Not just today. There is an unfortunately sordid history of mental health, psychosurgery, and even (to a lesser extent) psychopharmaceuticals. Psychiatry and psychology are not strong, hard objective sciences which rely on signs, but often self-reported symptoms and subjective interpretations which involve what is known as "the demarcation problem.". The behavioral systems and variables involved are too complex and individualized to examine under controlled conditions, which leads to the teaching that everyone has degrees of nonpathological categorization, and that mental health is a spectrum.

Tsjerk - 22-4-2014 at 10:31

And that is why I think more research is needed, hopefully getting to a point where we can get strong, hard objective evidence for what is wrong where when certain symptoms are seen, as I believe most if not all psychological deceases have a physical causes.

avoid other human vectors

quantumchromodynamics - 22-4-2014 at 10:33

Asperger's syndrome, ADD, OCD, etc, just seem like categories to me. Not bad and not good, just different categories. These categories of people have been around forever, we are just given more labels now. IMHO, "normal" people are a mean and judgmental and unintelligent and militaristic and magical thinking and generally dangerous group.
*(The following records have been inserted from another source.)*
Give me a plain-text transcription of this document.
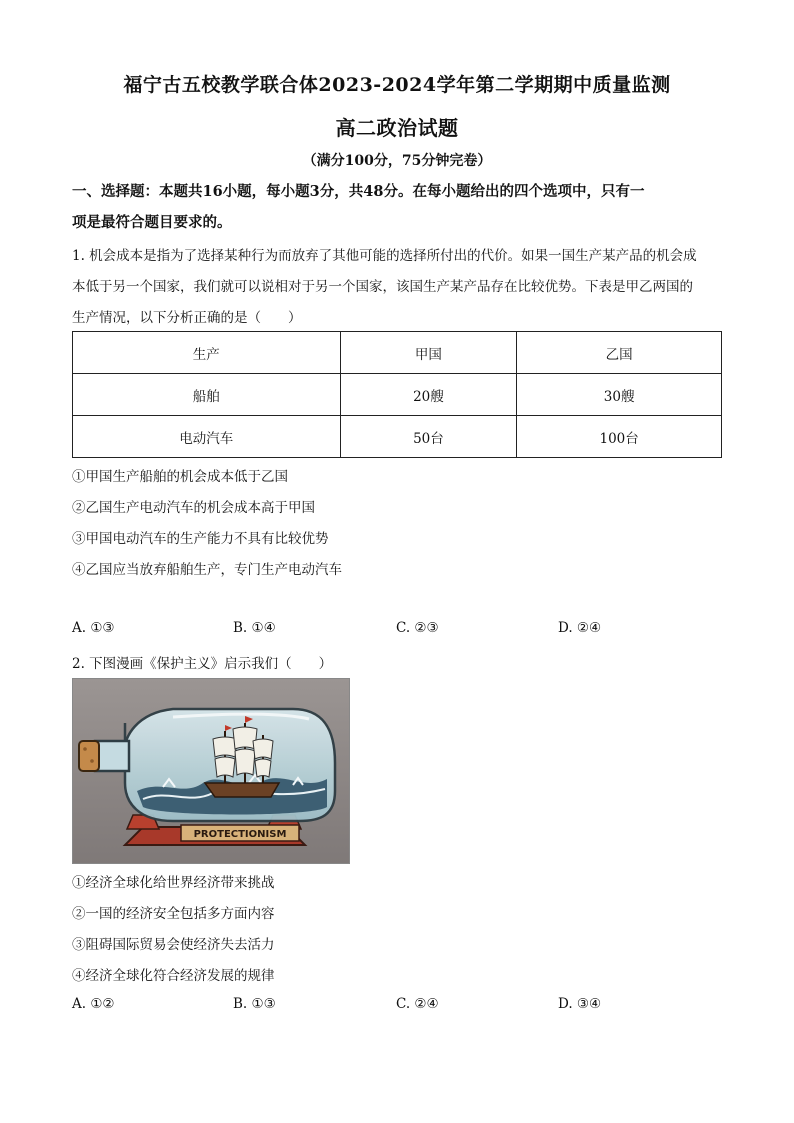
福宁古五校教学联合体2023-2024学年第二学期期中质量监测
高二政治试题
（满分100分，75分钟完卷）
一、选择题：本题共16小题，每小题3分，共48分。在每小题给出的四个选项中，只有一
项是最符合题目要求的。
1. 机会成本是指为了选择某种行为而放弃了其他可能的选择所付出的代价。如果一国生产某产品的机会成
本低于另一个国家，我们就可以说相对于另一个国家，该国生产某产品存在比较优势。下表是甲乙两国的
生产情况，以下分析正确的是（　　）
生产	甲国	乙国
船舶	20艘	30艘
电动汽车	50台	100台
①甲国生产船舶的机会成本低于乙国
②乙国生产电动汽车的机会成本高于甲国
③甲国电动汽车的生产能力不具有比较优势
④乙国应当放弃船舶生产，专门生产电动汽车
A. ①③	B. ①④	C. ②③	D. ②④
2. 下图漫画《保护主义》启示我们（　　）
PROTECTIONISM
①经济全球化给世界经济带来挑战
②一国的经济安全包括多方面内容
③阻碍国际贸易会使经济失去活力
④经济全球化符合经济发展的规律
A. ①②	B. ①③	C. ②④	D. ③④
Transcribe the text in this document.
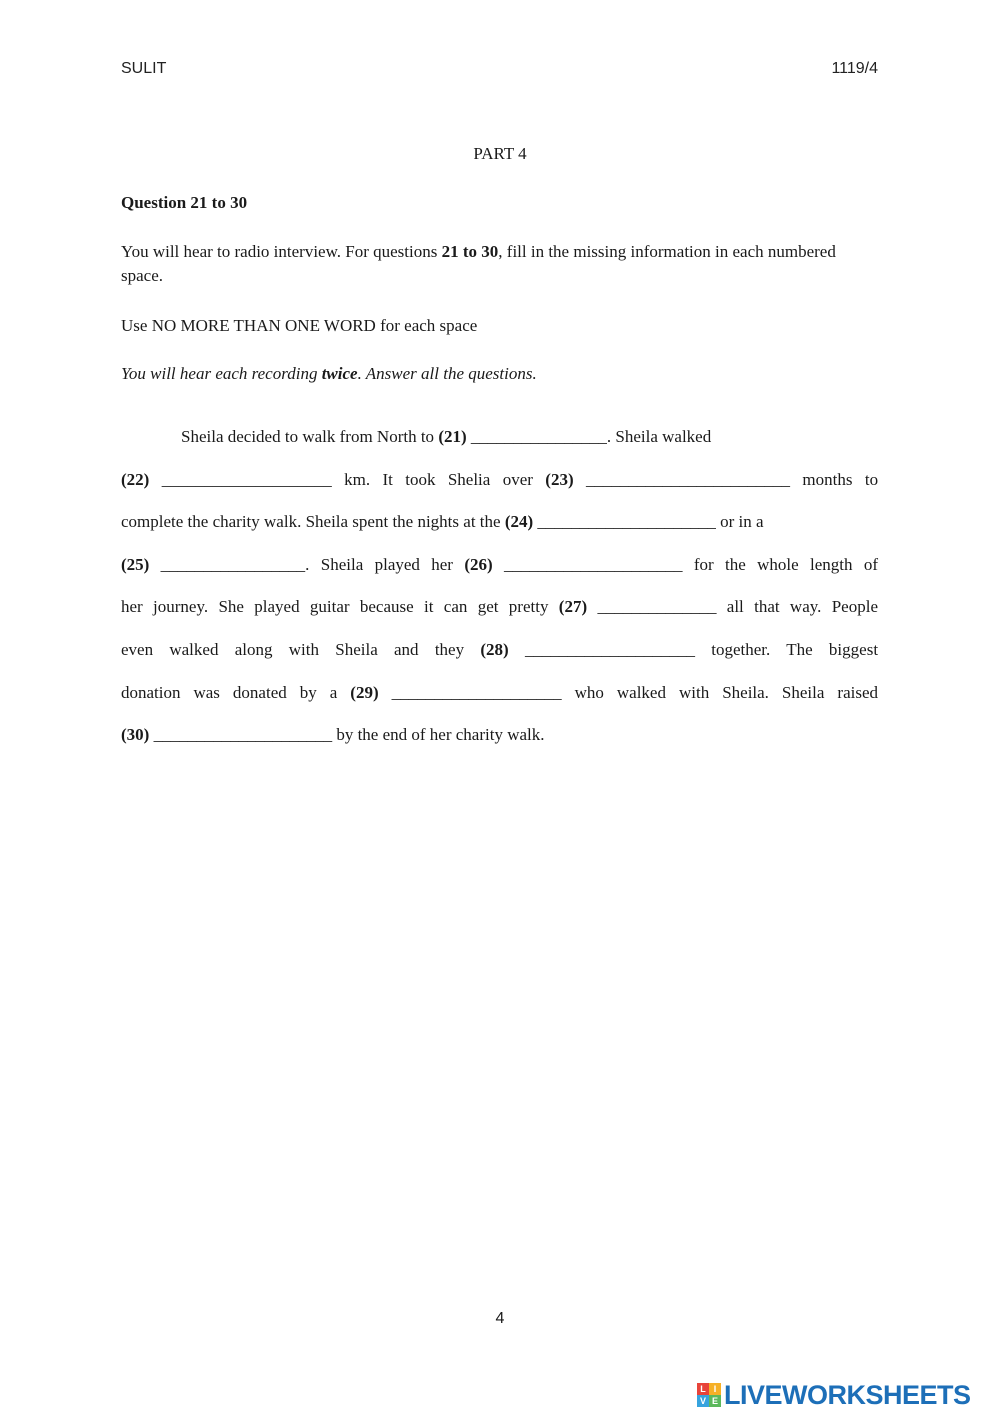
SULIT	1119/4
PART 4
Question 21 to 30
You will hear to radio interview. For questions 21 to 30, fill in the missing information in each numbered space.
Use NO MORE THAN ONE WORD for each space
You will hear each recording twice. Answer all the questions.
Sheila decided to walk from North to (21) ________________. Sheila walked
(22) ____________________ km. It took Shelia over (23) ________________________ months to
complete the charity walk. Sheila spent the nights at the (24) _____________________ or in a
(25) _________________. Sheila played her (26) _____________________ for the whole length of
her journey. She played guitar because it can get pretty (27) ______________ all that way. People
even walked along with Sheila and they (28) ____________________ together. The biggest
donation was donated by a (29) ____________________ who walked with Sheila. Sheila raised
(30) _____________________ by the end of her charity walk.
4
L I
V E LIVEWORKSHEETS
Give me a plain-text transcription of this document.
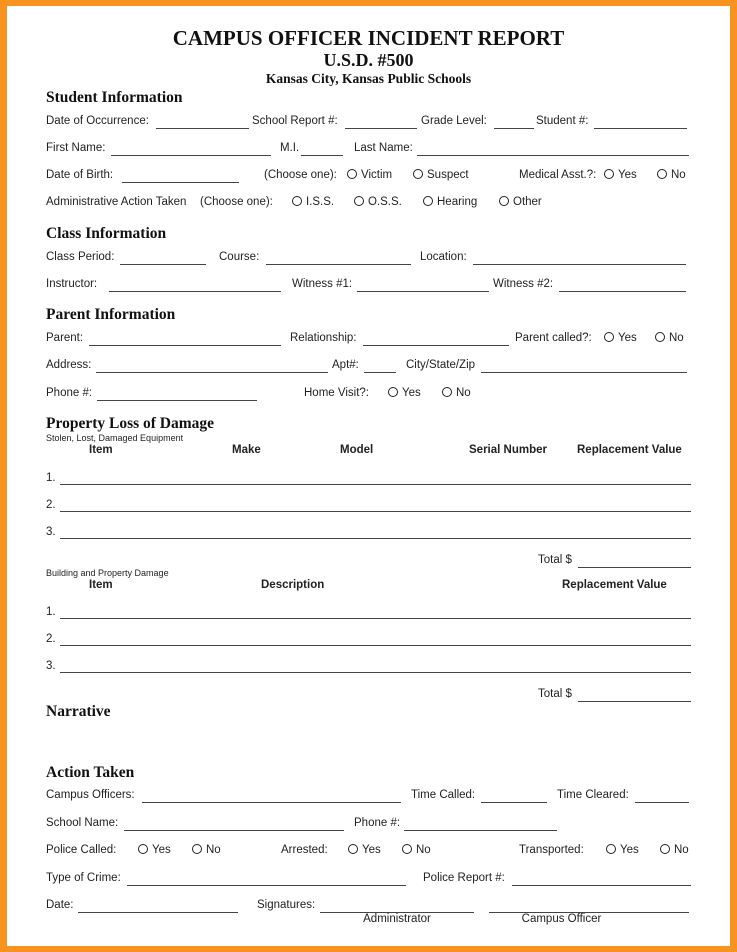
CAMPUS OFFICER INCIDENT REPORT
U.S.D. #500
Kansas City, Kansas Public Schools
Student Information
Date of Occurrence:	School Report #:	Grade Level:	Student #:
First Name:	M.I.	Last Name:
Date of Birth:	(Choose one):	Victim	Suspect	Medical Asst.?:	Yes	No
Administrative Action Taken (Choose one):	I.S.S.	O.S.S.	Hearing	Other
Class Information
Class Period:	Course:	Location:
Instructor:	Witness #1:	Witness #2:
Parent Information
Parent:	Relationship:	Parent called?:	Yes	No
Address:	Apt#:	City/State/Zip
Phone #:	Home Visit?:	Yes	No
Property Loss of Damage
Stolen, Lost, Damaged Equipment
Item	Make	Model	Serial Number	Replacement Value
1.
2.
3.
Total $
Building and Property Damage
Item	Description	Replacement Value
1.
2.
3.
Total $
Narrative
Action Taken
Campus Officers:	Time Called:	Time Cleared:
School Name:	Phone #:
Police Called:	Yes	No	Arrested:	Yes	No	Transported:	Yes	No
Type of Crime:	Police Report #:
Date:	Signatures:
Administrator	Campus Officer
To keep oneself safe, as a self preservation instinct, it makes sense to avoid the human problem vectors. Have certain choices associated with antisocial behavior become a significant part of natural (un)selection? Maybe. I think the idea is interesting. It is sad that "labeled" people are more concerned with thinking and experimenting and creating than with making copies of themselves.

aga - 23-4-2014 at 11:06

Quote: Originally posted by Bert  
I'm pretty sure natural selection is still happening, just the mechanisms have changed


The Mechanisms are most likely the same as ever.

The idea that Human Intervention is somehow unnatural is a bit odd.

We're no more than a naturally occurring phenomenon, a bit like an algal bloom, or a volcano erupting.

HgDinis25 - 23-4-2014 at 12:15

Quote: Originally posted by aga  
Quote: Originally posted by Bert  
I'm pretty sure natural selection is still happening, just the mechanisms have changed


The Mechanisms are most likely the same as ever.

The idea that Human Intervention is somehow unnatural is a bit odd.

We're no more than a naturally occurring phenomenon, a bit like an algal bloom, or a volcano erupting.


I agree with you. Actualy, us "polluting" the earth might be an event comparable to the GOE (http://en.wikipedia.org/wiki/Great_Oxygenation_Event) where new, more advanced species will arrise thanks to our "pollution". We are merely one more phenomenon that has more impact than others but we're still part of the nature and the evolution chain.

PS: Before I get jumped by an environmentalist, I'm not saying I agree or disagree with Earth Pollution. Just stating a fact.